Rebuking the Revisionists
Gilson also strikes a deadly blow to revisionist readings of Scripture that claim homosexual behavior is not a sin. She emphasizes the validity of God’s Word over our feelings: “The Bible’s words on life and sexuality have offended every culture in every age, as people have risen up to try to save God from his own bad image.” God doesn’t need saving—we do! She also deftly answers the objection that the Bible’s sexual ethic seems arbitrary and cruel, effectively debunking the “love is love” mantra of our culture.
Gilson does, however, affirm the goodness of same-sex friendship among brothers and sisters in Christ. Friendship is a lifeline to those who struggle with same-sex attraction. She rightly opposes the current trend among some celibate Christians to affirm “romantic” same-sex relationships, which she sees as dangerous.
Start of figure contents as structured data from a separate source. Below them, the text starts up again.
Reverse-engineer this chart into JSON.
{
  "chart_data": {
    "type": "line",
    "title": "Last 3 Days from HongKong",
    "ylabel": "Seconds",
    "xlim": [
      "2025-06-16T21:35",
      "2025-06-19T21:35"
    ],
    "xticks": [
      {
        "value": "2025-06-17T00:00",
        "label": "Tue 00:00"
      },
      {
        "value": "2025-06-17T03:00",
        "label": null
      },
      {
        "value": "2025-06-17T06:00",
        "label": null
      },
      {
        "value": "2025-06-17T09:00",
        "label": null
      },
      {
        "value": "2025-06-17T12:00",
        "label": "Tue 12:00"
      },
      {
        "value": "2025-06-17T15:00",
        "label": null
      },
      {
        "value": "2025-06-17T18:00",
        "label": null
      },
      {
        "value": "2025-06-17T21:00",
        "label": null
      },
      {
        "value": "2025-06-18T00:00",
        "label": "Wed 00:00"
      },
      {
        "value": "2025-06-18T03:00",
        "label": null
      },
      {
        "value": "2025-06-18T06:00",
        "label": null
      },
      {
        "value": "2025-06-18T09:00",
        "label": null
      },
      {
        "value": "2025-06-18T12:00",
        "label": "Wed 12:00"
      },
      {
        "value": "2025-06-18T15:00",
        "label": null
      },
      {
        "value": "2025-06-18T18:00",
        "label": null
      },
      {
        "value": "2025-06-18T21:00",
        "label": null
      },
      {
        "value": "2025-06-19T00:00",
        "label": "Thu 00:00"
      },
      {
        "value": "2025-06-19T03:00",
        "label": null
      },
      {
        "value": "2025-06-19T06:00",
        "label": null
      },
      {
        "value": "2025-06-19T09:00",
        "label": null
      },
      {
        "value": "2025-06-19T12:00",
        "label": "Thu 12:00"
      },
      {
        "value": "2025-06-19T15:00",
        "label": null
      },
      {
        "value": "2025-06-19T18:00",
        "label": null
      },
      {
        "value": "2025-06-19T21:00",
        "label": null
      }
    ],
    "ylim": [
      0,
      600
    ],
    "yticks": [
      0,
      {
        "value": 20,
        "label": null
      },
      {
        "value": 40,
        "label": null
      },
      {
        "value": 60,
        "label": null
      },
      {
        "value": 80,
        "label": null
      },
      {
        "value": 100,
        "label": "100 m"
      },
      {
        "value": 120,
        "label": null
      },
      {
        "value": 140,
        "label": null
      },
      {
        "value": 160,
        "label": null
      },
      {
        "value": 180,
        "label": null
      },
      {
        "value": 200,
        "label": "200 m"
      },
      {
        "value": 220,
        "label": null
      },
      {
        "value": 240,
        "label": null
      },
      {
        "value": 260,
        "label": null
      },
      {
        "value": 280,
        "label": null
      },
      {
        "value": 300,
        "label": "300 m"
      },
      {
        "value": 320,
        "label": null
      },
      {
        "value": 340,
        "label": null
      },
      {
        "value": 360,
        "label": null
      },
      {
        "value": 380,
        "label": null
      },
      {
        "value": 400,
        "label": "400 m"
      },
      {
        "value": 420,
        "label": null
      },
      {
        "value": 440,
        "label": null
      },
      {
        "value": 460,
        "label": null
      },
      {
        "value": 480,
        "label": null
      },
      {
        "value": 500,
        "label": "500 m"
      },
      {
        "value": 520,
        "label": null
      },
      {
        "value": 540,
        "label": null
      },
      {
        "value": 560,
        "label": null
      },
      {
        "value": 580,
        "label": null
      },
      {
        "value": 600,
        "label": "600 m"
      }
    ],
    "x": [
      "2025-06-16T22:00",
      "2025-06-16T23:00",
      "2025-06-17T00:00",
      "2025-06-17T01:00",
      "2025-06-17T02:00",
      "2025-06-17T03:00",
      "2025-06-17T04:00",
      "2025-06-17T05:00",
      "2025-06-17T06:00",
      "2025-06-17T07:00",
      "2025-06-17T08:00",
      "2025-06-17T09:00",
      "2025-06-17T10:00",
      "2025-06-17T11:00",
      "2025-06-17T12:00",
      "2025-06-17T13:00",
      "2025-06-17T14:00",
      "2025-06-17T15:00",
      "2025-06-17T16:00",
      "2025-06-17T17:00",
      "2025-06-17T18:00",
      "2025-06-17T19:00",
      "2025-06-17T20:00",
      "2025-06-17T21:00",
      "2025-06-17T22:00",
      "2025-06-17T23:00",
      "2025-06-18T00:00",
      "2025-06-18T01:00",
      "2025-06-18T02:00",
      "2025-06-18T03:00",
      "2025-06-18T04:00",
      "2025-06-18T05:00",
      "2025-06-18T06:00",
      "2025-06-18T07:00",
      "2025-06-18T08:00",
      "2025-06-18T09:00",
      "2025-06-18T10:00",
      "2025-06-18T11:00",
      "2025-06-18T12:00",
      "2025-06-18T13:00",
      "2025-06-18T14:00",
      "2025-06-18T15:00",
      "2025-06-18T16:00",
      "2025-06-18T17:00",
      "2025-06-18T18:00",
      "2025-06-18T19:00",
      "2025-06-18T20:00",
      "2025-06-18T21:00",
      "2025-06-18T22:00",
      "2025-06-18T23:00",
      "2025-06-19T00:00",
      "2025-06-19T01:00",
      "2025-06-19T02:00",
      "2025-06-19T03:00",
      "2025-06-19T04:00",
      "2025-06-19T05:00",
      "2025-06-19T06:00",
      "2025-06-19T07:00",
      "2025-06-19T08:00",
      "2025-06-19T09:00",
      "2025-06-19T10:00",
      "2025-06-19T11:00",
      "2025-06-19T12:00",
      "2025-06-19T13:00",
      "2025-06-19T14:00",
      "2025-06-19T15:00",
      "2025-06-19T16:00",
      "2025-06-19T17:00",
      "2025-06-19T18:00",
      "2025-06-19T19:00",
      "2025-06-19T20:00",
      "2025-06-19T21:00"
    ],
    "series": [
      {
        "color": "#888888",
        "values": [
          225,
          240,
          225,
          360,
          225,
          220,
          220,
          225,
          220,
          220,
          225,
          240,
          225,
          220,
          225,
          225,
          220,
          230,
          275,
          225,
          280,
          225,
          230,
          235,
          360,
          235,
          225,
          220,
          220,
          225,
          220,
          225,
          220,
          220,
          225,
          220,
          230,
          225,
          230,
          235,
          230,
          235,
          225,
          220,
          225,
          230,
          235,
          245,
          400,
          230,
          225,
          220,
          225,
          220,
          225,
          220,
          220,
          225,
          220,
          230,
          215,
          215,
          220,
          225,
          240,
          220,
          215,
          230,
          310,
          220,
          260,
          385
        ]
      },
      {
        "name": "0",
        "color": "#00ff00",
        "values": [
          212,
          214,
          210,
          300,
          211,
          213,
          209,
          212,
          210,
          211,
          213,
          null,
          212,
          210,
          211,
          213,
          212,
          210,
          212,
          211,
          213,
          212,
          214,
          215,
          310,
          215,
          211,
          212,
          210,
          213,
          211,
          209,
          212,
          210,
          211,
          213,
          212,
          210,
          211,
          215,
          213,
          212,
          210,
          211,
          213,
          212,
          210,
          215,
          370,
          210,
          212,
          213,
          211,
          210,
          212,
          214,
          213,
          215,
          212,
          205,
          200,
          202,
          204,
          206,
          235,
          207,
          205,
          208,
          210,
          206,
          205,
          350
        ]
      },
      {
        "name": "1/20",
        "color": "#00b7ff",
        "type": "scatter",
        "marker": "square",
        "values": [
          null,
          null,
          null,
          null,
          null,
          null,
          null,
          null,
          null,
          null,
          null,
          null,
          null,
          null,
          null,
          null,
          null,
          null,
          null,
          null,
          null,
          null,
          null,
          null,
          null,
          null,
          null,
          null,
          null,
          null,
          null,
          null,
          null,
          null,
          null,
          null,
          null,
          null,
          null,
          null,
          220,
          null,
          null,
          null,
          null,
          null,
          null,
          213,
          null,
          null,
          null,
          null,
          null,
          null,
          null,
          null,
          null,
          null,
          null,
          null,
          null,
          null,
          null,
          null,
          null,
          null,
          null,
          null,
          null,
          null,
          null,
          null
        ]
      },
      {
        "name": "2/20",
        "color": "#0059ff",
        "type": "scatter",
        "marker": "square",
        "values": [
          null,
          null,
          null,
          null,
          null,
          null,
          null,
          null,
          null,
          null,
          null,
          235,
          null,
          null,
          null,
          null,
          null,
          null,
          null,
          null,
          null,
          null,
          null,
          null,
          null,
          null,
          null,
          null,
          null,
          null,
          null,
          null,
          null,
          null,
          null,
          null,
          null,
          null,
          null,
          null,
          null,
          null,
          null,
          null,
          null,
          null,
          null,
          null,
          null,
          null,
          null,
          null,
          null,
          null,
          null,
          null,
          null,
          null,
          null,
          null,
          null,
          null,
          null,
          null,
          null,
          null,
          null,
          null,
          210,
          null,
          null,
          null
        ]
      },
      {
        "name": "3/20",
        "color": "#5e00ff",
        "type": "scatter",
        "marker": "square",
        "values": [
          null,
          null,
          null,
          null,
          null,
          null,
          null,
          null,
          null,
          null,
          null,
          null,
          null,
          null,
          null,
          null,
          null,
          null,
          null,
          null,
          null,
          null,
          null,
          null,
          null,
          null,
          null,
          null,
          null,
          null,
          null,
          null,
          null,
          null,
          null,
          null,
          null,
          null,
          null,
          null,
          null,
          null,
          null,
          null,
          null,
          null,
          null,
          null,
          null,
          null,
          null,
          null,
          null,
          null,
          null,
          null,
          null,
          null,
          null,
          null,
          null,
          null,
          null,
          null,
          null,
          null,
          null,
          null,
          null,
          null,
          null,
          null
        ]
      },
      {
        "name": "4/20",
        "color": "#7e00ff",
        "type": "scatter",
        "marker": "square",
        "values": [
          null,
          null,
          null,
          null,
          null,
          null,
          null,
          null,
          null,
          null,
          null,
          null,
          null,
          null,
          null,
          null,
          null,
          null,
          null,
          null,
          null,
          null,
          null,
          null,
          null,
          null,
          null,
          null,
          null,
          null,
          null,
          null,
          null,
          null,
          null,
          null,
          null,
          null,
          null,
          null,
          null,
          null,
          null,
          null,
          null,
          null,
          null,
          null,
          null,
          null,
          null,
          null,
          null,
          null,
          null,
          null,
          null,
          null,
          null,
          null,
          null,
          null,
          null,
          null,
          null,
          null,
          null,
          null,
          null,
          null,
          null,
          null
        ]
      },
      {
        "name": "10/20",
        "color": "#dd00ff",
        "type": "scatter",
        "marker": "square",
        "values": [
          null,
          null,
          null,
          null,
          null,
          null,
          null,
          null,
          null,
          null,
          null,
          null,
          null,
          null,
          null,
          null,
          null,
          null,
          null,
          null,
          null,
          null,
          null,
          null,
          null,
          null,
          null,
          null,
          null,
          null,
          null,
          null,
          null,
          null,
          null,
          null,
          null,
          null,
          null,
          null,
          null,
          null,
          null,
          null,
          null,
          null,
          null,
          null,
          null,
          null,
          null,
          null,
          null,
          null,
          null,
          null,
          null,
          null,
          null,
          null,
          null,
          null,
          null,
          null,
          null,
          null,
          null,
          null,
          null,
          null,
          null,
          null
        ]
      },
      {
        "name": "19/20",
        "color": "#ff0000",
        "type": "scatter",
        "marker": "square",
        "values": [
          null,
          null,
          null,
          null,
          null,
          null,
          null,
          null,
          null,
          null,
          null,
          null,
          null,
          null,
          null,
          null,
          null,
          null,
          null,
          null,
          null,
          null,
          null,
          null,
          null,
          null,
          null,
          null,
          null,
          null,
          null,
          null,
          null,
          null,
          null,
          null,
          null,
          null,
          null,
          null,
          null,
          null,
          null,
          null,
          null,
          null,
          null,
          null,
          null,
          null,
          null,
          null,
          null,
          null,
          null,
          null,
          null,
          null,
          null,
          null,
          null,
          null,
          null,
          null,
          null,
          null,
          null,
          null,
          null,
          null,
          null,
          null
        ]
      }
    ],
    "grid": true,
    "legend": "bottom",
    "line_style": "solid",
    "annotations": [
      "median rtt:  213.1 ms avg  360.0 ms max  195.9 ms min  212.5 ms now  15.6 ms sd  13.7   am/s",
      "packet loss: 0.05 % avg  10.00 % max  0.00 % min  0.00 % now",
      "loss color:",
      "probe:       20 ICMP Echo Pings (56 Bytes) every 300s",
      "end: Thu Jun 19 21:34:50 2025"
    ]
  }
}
She also opposes believers calling themselves “gay” or “queer” Christians, given the way labels shape our identities.
Gilson writes with straightforward and clear prose, balancing grace and truth. Her clear-eyed, nuanced approach and wise insights will help anyone in the church to see more of the goodness of God in the sexual ethic of Scripture. Born Again This Way will also help ordinary Christians gain a better understanding of this complicated subject.
Ultimately, Gilson’s book is such a blessing, because her story corresponds to every Christian’s story. Our culture defines us by how we’re born; Gilson shows us what really matters is being reborn.